Dr Minor, the profoundly disturbed American surgeon and Civil War veteran who contributed so many thousands of quotations to the OED from inside the walls of Broadmoor Criminal Lunatic Asylum, must be one of the most well-known contributors to the first edition of the Dictionary. What is less well known is that at least two other inmates of what is now known as Broadmoor Hospital have contributed to the OED. In 1958, one Arthur Graham Bell, who had been sent to Broadmoor following the attempted murder of his father and two other men, began to send in contributions to Robert Burchfield, who had recently been appointed to edit the Supplement to the OED. He continued to send in contributions until 1966. Less is known about the other inmate, J.B.T. Norris, who began to send in quotations in 1972; his contributions were sufficiently useful that, to his delight, Burchfield sent him a copy of Volume 1 of the Supplement as a thank-you present: a gift which he described as “the nicest thing that has happened to me in the ten years which I have had to spend in this government establishment.” He continued to contribute for over a decade. He was eventually discharged from Broadmoor, and died in 2005.

10. One of the people doing consultancy for the OED today has been contributing to the Dictionary for nearly 60 years.
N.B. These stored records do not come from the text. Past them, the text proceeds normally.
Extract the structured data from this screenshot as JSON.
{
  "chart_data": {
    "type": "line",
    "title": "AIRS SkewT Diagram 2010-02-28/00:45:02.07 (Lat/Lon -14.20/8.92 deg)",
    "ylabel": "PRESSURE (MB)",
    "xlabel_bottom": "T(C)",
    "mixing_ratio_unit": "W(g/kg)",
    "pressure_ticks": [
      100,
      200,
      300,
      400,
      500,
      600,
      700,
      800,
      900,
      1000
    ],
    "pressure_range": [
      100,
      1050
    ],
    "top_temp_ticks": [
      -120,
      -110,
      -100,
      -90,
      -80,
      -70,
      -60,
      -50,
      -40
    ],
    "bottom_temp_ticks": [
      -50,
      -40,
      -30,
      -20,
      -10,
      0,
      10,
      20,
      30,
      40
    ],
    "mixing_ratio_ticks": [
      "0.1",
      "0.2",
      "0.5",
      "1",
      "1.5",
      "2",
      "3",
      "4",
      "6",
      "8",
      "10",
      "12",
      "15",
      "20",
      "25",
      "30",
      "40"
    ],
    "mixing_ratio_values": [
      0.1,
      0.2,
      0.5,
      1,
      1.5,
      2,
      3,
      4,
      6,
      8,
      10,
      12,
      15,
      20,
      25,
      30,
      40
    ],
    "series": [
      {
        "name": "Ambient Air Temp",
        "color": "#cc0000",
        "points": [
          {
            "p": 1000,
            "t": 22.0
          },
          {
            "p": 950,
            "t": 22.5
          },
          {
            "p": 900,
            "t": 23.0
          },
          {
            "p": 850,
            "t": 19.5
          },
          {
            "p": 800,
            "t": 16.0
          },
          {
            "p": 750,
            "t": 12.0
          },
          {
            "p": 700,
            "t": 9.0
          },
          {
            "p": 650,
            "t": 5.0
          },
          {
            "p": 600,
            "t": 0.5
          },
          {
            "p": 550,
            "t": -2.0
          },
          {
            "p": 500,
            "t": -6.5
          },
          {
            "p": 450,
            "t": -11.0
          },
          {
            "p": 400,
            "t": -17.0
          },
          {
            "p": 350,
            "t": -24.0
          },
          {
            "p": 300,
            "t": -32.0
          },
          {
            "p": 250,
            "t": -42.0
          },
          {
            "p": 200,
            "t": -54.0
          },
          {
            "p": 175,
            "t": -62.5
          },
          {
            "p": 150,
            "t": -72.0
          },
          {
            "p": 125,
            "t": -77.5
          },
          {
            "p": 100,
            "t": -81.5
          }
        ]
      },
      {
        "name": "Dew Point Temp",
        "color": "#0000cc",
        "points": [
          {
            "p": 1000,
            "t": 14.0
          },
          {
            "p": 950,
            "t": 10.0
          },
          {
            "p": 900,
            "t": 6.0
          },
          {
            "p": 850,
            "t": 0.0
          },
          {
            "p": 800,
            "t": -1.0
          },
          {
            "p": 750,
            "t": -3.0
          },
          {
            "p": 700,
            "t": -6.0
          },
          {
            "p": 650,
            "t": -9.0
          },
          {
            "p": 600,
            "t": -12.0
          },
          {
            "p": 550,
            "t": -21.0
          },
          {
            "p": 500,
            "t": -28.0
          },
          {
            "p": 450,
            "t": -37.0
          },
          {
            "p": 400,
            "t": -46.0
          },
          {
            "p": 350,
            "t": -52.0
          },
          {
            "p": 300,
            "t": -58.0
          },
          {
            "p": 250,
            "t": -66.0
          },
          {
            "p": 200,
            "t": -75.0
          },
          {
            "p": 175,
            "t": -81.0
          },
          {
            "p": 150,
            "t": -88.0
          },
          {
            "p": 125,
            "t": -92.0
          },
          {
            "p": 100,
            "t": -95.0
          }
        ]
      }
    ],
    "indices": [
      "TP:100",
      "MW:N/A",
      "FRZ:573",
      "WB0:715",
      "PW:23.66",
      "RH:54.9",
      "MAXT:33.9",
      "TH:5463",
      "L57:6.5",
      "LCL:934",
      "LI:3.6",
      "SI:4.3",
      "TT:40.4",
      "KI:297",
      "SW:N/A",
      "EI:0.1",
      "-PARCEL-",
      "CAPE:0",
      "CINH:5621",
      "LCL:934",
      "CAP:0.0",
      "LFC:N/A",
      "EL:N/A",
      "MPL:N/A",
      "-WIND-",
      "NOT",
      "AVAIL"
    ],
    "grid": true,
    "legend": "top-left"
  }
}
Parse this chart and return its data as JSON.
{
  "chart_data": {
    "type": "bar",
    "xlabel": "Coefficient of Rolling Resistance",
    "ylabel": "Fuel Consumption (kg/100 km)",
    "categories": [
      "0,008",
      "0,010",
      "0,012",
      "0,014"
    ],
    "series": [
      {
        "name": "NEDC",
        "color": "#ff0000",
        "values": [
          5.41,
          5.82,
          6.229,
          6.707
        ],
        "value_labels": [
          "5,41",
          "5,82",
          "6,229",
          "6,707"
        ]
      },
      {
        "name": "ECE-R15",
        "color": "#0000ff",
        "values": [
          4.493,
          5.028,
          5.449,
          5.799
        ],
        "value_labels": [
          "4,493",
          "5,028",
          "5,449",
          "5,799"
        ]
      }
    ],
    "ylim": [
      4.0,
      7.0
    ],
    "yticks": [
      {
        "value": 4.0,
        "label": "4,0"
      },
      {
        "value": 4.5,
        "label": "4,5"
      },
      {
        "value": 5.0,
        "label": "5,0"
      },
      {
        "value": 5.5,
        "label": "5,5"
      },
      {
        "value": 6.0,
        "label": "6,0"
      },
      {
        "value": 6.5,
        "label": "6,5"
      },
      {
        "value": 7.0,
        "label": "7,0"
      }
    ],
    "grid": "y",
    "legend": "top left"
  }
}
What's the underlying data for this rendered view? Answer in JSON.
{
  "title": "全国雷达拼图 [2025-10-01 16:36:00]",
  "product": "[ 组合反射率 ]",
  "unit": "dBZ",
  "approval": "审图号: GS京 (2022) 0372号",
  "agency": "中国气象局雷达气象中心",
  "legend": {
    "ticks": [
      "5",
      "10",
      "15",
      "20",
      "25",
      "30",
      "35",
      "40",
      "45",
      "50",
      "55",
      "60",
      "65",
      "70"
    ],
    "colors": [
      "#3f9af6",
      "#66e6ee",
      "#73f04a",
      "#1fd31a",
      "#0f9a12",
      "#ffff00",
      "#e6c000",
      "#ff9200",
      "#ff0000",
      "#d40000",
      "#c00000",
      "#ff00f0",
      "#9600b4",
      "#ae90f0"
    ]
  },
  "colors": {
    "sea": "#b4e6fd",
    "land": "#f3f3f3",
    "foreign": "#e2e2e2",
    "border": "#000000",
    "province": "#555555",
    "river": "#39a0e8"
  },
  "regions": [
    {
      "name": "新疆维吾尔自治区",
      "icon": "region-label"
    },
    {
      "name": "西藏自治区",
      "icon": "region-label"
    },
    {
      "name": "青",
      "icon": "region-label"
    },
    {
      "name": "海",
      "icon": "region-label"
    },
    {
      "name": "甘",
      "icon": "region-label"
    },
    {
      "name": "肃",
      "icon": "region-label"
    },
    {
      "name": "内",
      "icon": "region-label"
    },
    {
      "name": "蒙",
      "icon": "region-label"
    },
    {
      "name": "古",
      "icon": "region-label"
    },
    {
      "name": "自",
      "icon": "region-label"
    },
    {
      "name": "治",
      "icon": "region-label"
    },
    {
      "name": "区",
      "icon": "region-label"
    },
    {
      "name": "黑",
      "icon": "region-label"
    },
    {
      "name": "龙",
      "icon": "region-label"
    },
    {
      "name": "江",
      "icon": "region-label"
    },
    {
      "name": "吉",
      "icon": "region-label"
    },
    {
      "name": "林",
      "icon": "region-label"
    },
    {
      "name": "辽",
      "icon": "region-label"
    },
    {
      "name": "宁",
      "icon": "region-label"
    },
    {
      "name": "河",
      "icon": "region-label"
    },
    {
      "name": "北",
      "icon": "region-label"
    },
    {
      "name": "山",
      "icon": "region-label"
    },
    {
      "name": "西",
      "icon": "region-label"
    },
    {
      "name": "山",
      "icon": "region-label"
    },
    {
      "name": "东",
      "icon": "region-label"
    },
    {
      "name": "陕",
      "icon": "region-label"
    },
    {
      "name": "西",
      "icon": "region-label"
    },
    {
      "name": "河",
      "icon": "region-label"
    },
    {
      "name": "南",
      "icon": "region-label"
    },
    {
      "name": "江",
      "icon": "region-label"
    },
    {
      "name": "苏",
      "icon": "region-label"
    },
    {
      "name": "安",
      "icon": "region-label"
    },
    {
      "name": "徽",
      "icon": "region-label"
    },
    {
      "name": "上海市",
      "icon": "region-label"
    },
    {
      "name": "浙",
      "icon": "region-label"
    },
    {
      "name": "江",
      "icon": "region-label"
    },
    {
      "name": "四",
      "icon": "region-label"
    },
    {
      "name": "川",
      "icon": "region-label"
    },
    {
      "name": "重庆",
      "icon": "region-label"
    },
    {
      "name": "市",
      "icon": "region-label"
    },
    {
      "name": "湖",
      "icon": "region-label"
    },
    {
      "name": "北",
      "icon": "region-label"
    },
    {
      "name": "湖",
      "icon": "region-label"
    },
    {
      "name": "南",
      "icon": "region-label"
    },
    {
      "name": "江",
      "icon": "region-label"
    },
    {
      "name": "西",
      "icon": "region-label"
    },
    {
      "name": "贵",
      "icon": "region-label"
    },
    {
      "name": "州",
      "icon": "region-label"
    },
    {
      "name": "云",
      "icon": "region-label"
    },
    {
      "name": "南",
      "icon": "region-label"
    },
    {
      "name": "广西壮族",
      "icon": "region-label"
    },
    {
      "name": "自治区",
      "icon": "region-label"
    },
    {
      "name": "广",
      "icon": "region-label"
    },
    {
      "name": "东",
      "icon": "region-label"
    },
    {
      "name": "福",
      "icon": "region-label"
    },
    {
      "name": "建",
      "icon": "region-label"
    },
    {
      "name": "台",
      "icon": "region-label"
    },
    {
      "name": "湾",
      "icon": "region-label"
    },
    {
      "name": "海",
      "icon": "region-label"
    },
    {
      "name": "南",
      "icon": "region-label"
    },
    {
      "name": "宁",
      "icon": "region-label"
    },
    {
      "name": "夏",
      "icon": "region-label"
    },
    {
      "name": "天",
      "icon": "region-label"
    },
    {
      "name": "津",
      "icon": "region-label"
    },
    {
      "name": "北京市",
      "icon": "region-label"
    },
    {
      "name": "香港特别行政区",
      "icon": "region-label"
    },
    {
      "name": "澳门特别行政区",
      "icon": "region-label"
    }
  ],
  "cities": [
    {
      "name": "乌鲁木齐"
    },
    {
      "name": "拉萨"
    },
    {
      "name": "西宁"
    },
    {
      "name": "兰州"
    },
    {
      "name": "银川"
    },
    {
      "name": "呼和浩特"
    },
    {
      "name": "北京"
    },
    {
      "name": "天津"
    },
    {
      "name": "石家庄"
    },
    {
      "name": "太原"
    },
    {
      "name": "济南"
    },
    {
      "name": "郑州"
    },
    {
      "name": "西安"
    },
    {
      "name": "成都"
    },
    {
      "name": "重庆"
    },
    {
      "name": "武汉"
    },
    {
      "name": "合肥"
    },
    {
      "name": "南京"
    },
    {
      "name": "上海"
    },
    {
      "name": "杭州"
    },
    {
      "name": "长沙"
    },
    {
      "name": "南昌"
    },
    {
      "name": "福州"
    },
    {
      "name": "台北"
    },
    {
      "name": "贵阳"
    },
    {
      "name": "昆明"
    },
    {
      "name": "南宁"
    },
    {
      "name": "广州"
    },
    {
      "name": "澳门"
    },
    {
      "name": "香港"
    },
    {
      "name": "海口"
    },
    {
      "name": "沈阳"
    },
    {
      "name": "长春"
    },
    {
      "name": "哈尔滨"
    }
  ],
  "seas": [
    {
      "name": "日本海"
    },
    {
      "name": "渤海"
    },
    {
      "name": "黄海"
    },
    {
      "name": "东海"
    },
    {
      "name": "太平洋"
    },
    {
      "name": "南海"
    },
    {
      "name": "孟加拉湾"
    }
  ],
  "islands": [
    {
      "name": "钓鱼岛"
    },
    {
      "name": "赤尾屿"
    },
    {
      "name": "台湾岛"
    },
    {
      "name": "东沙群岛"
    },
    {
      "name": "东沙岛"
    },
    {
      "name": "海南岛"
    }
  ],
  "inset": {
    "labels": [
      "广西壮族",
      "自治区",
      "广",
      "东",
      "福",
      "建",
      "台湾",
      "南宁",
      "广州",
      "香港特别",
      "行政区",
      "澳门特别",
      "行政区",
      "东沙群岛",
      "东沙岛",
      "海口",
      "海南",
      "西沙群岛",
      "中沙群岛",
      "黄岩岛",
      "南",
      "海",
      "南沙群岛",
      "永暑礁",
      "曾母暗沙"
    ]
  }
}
In fact many people have a record of contributing to the Dictionary continuing over 30 years or more. One early veteran was Frederick Furnivall, who was still sending in quotations half a century after he had helped to launch the Dictionary in the first place; he eventually died in 1910, having clocked up 53 years of contributions. The record for durability may be held by Henry Rope, who was engaged by Murray as an assistant in 1903 (just after he had graduated from Oxford), and who later also worked for Craigie; he left the staff in 1910, and subsequently became a Catholic priest, but he continued to contribute quotations to the Dictionary until 1976, by which time he was well into his tenth decade (he died in 1978). Roland Hall’s involvement with the Dictionary began in 1958, when—like so many others—he responded to an appeal to the public for quotation evidence. He was soon not only contributing quotations, but also acting as a consultant on entries relating to philosophy and psychology (he was a philosophy lecturer at the Universities of St Andrews and, later, York); and he is still a valued philosophy consultant today, nearly 60 years after his first contact with the project.